La nascita e l’evoluzione della vita restano inesplicabili.
L’origine della vita è una delle catastrofi (rotture di simmetria), la più importante.
Intanto la vita stessa presenta caratteristiche, come la chiralità (orientamento destrorso-sinistrorse) di certe sue molecole di base, che non sembrano “necessarie” (si potrebbe immaginare un’anti-vita basata su molecole di chiralità opposta, ma non ve ne è traccia, cfr. Penrose).
In generale, l’origine della vita sembra qualcosa di altamente improbabile e, in generale, nientaffatto necessario, non derivabile algoritmicamente dall’inanimato.
Nonostante tutti i tentativi intrapresi di “produrre” in laboratorio anche una sola cellula vivente, l’impresa è fallita.
La vita sembra resistere a tutti i tentativi di ridurla a un processo interpretabile esclusivamente su basi fisico-chimiche.
Ciò non vale solo per l’origine della vita in generale, ma anche per il suo sviluppo.
Anche l’evoluzione della vita resta del tutto inesplicabile.
La ragione di fondo è che l’evoluzione della vita presuppone come condizione quel tempo (un tempo che procederebbe nella direzione dell’evoluzione stessa) che ne è piuttosto un prodotto.
L’evoluzione dei viventi presuppone il tempo, come kairòs, cioè qualcosa di realmente distinto dallo spazio, come qualcosa all’interno del quale non tutto è già dato. Ma il tempo, a sua volta, come kairòs, qualcosa di realmente distinto dallo spazio, è qualcosa solo nella percezione dei viventi medesimi (come dice Aristotele – e ripetono, con alcune variazioni, Agostino e Kant – “risulta impossibile l’esistenza del tempo senza quella dell’anima” [Fisica, IV, 14, 233a21-26]). Dunque l’evoluzione dei viventi sembra presupporre quel (tipo di) tempo che, a sua volta, presuppone i viventi che “vi” dovrebbero sperimentare la propria evoluzione.
Il tempo è piuttosto un prodotto, e non una condizione, dell’evoluzione, nella misura in cui è piuttosto il tempo a venire “misurato” dal vivente (che ne ha percezione) che non il vivente dal tempo (in base alla prospettiva secondo la quale sarebbe il tempo a permettere al vivente di nascere, crescere, evolvere). Il tempo, infatti, al di fuori della percezione (prospettiva) dei viventi è una dimensione “matematica” , omogenea alla altre dimensioni dello spazio.
Ciò implica una sorta “fissismo” trascendentale: ecco perché l’albero della vita deve essere considerato, come interamente “dato” (come in Linneo), e solo apparentemente (nella nostra prospettiva) “evoluto” nel tempo .
Le strutture degli organismi possono e devono, dunque, essere spiegate teleonomicamente (“finalisticamente”) a prescindere dal tempo. La causalità finale, in questo quadro, coincide con la causalità efficiente (la quale fa sì che quel determinato vivente esista in quel modo, abbia quei determinati organi e non altri); entrambe sono riducibili, per i viventi, a causalità formale (la quale rende conto dell’esistenza della determinata specie in relazione a tutte le altre e al loro ambiente), senza bisogno di invocare nozioni come “selezione naturale”, “lotta per la vita” e “sopravvivenza del più adatto” (che presuppongono lo scorrere del tempo).
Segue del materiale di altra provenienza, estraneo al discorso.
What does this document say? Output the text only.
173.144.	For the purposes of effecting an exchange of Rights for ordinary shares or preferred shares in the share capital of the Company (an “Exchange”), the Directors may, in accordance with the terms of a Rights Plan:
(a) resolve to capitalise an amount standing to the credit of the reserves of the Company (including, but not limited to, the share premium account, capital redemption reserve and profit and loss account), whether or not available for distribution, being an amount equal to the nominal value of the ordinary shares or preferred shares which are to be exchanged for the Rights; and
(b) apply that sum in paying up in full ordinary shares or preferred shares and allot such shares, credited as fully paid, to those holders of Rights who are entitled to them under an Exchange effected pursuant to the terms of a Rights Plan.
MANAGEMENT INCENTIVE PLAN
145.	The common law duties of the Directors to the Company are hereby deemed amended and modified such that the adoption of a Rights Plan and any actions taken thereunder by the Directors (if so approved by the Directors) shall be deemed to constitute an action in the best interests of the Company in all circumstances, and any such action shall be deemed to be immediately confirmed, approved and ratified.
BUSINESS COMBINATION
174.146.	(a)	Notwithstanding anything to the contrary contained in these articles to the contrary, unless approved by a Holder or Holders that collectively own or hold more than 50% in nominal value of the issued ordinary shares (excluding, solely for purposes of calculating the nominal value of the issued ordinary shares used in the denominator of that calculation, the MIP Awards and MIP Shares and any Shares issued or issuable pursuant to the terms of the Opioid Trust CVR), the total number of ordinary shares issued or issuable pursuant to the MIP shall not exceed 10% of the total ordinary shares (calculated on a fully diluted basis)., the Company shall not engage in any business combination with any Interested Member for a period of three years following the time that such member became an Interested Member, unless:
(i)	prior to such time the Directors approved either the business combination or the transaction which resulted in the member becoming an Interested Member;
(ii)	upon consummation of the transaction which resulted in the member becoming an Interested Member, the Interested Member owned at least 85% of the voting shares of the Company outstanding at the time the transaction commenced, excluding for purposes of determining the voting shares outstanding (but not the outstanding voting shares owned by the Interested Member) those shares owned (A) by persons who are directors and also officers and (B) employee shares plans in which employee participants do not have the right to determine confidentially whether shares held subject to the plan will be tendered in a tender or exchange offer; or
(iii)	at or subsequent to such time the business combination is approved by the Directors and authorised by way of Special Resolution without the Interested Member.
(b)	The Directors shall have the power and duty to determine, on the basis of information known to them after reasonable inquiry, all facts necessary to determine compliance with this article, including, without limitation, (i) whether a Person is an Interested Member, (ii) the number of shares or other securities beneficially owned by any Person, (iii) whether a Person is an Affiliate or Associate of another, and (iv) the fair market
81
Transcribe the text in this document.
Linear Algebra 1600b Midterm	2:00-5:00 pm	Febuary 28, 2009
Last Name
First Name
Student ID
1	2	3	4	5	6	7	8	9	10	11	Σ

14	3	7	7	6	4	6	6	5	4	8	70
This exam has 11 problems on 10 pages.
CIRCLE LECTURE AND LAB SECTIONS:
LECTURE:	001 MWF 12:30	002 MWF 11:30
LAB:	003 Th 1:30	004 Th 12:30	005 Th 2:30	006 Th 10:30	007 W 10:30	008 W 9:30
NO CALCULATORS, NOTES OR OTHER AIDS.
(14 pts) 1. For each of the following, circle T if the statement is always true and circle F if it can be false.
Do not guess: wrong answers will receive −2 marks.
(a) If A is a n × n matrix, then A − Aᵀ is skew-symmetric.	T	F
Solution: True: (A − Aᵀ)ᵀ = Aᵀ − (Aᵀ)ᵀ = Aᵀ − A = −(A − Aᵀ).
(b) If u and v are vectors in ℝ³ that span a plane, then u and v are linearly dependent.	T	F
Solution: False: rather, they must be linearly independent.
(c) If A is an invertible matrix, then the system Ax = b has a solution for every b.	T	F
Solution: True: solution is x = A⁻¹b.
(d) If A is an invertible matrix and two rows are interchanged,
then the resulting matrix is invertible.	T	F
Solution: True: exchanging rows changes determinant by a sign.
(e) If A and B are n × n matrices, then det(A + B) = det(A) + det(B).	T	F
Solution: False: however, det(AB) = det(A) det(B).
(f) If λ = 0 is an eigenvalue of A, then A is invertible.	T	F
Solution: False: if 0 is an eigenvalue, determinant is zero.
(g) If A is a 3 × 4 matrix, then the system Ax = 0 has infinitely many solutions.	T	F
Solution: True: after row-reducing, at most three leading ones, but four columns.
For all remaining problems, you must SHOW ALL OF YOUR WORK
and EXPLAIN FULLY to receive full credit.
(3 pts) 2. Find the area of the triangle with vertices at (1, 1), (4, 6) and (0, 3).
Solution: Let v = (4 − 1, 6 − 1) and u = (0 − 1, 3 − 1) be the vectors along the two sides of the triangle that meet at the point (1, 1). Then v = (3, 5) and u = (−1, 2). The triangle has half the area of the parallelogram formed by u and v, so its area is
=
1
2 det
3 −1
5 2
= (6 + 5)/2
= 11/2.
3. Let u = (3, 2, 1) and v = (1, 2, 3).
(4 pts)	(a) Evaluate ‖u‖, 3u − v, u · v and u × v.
Tutto ciò è consonante con un fondamentale passo della Fisica di Aristotele.
Al di là di questo il meccanismo della selezione naturale casuale, congegnato da Darwin, sembra inadeguato a rendere pienamente conto dell’evoluzione per una somma di ragioni:
- una certa tautologicità della nozione di “selezione del più adatto”;
- l’inesplicabilità (sulla base della sola selezione naturale) delle fasi di accelerazione dell’evoluzione secondo la teoria degli equilibri punteggiati di Gould ed Eldredge (che, a sua volta, poggia, tra l’altro, sulla relativa scarsezza di fossili in grado di testimoniare l’esistenza di “anelli intermedi” tra una specie e l’altra);
- la difficoltà di spiegare l’evoluzione di organi complessi, come l’occhio o le ali, solo sulla base della pressione selettiva dell’ambiente, per convergenza evolutiva (quale funzione tali organi avrebbero assolto negli stadi intermedi di sviluppo?) o mediante il modello del “mostro promettente” di Goldschmitt;
- la contrapposizione tra la tendenza evolutiva dal disordine all’ordine e la tendenza termodinamica della natura inanimata orientata in senso contrario (contrapposizione che sembra richiedere il contributo di una specifica forza evolutiva, come l’élan vital di Bergson, propria dei soli viventi).